Pratiques culturelles et éducation
Vient de paraître l’enquête désormais régulière sur « Les pratiques culturelles des Français », version 2008, sous la direction d’Olivier Donnat au ministère de la culture. On y découvre notamment, mais l’on pouvait s’en douter, qu’Internet prend une place toujours plus influente dans les ménages, que la télévision stagne, que la radio régresse, que la lecture souffre et que le spectacle vivant résiste assez bien. On trouvera ici la synthèse de ces travaux.
Je voudrais revenir sur l’argument, désormais incontournable, proposé à la fois par les rédacteurs de l’étude et par de nombreux commentateurs, à savoir « la démocratisation est un échec ; hors de l’éducation, point de salut ». Tous affirment que seule une politique éducative pourrait modifier de manière radicale le déterminisme qui pèse sur les pratiques culturelles et former, dès le plus jeune âge, des « praticiens » (on dira des « consommateurs ») de culture. Soit ! Deux observations.
Je récuse, d’une part, l’idée que la « démocratisation » culturelle serait un échec absolu. Les politiques et les actions menées depuis une cinquantaine d’années ont évidemment atteint une limite, notamment dans le champ des institutions culturelles et de leurs publics, mais prétendre à l’échec absolu est une contre vérité et une injustice. Il faudrait s’attarder longuement, en fait, sur l’adéquation de ces politiques avec la montée des classes moyennes pendant les « 30 glorieuses », et s’interroger sur leurs difficultés à s’adapter aux transformations sociales et culturelles nées des crises économiques, sociales, urbaines et technologiques qui sont advenues depuis.
Par ailleurs, pour ce qui concerne la solution miracle de l’éducation, il faudrait relativiser ces propos car en vérité… personne n’en sait rien. Sans doute, une bonne éducation « culturelle » serait-elle favorable à une approche plus large de certaines pratiques culturelles, de nombreux exemples nous le démontrent, mais qu’en est-il des déterminismes sociaux, des conditions de travail, de logement, de chômage, de l’imaginaire social et familial ? De quelle éducation culturelle parle-t-on ? A-t-on quelques éléments statistiques valables pour affirmer ce qui semble une évidence… mais ne l’est pas forcément ?
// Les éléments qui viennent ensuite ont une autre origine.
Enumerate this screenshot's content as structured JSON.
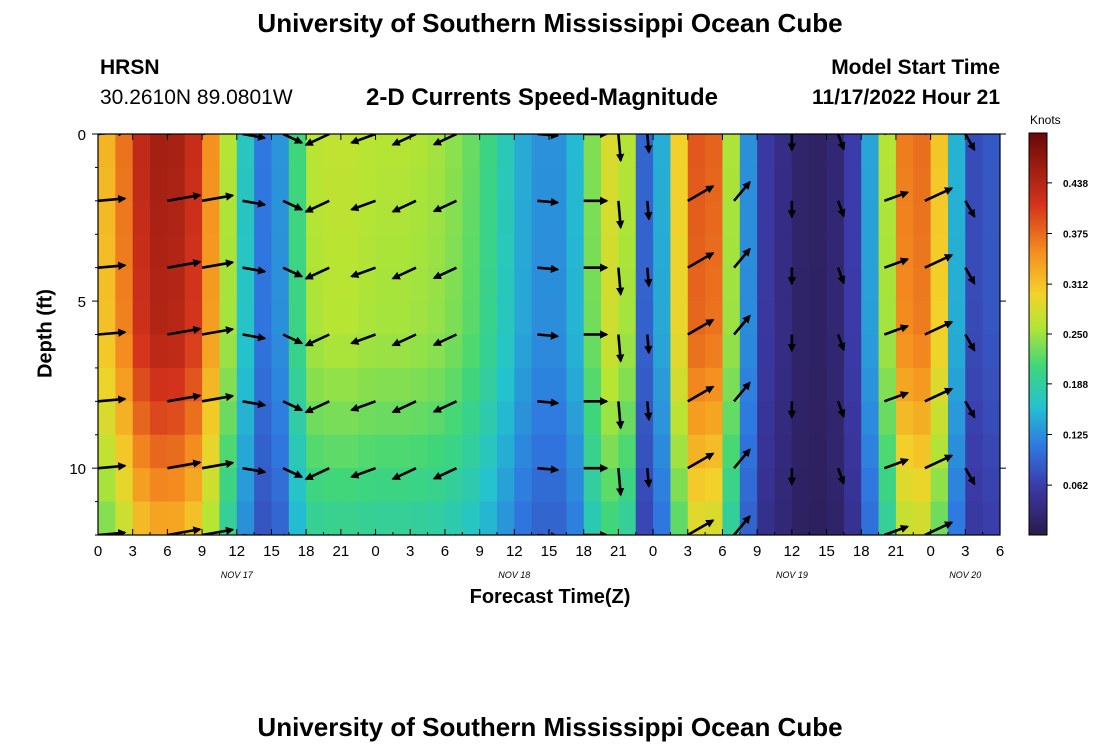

Il me semble que les commentateurs se précipitent dans cette affirmation sans en percevoir les contradictions. La réalité est bien plus complexe. De plus, rappelons que le combat que nous avons mené - et que nous poursuivons - pour un développement des pratiques d’éducation artistique et culturelle à l’école, ne saurait se résumer à la formation de consommateurs de culture, mais qu’il s’agit d’un projet éducatif beaucoup plus large et plus profond, de développement et de construction des individus. Gardons nous des slogans trop rapides !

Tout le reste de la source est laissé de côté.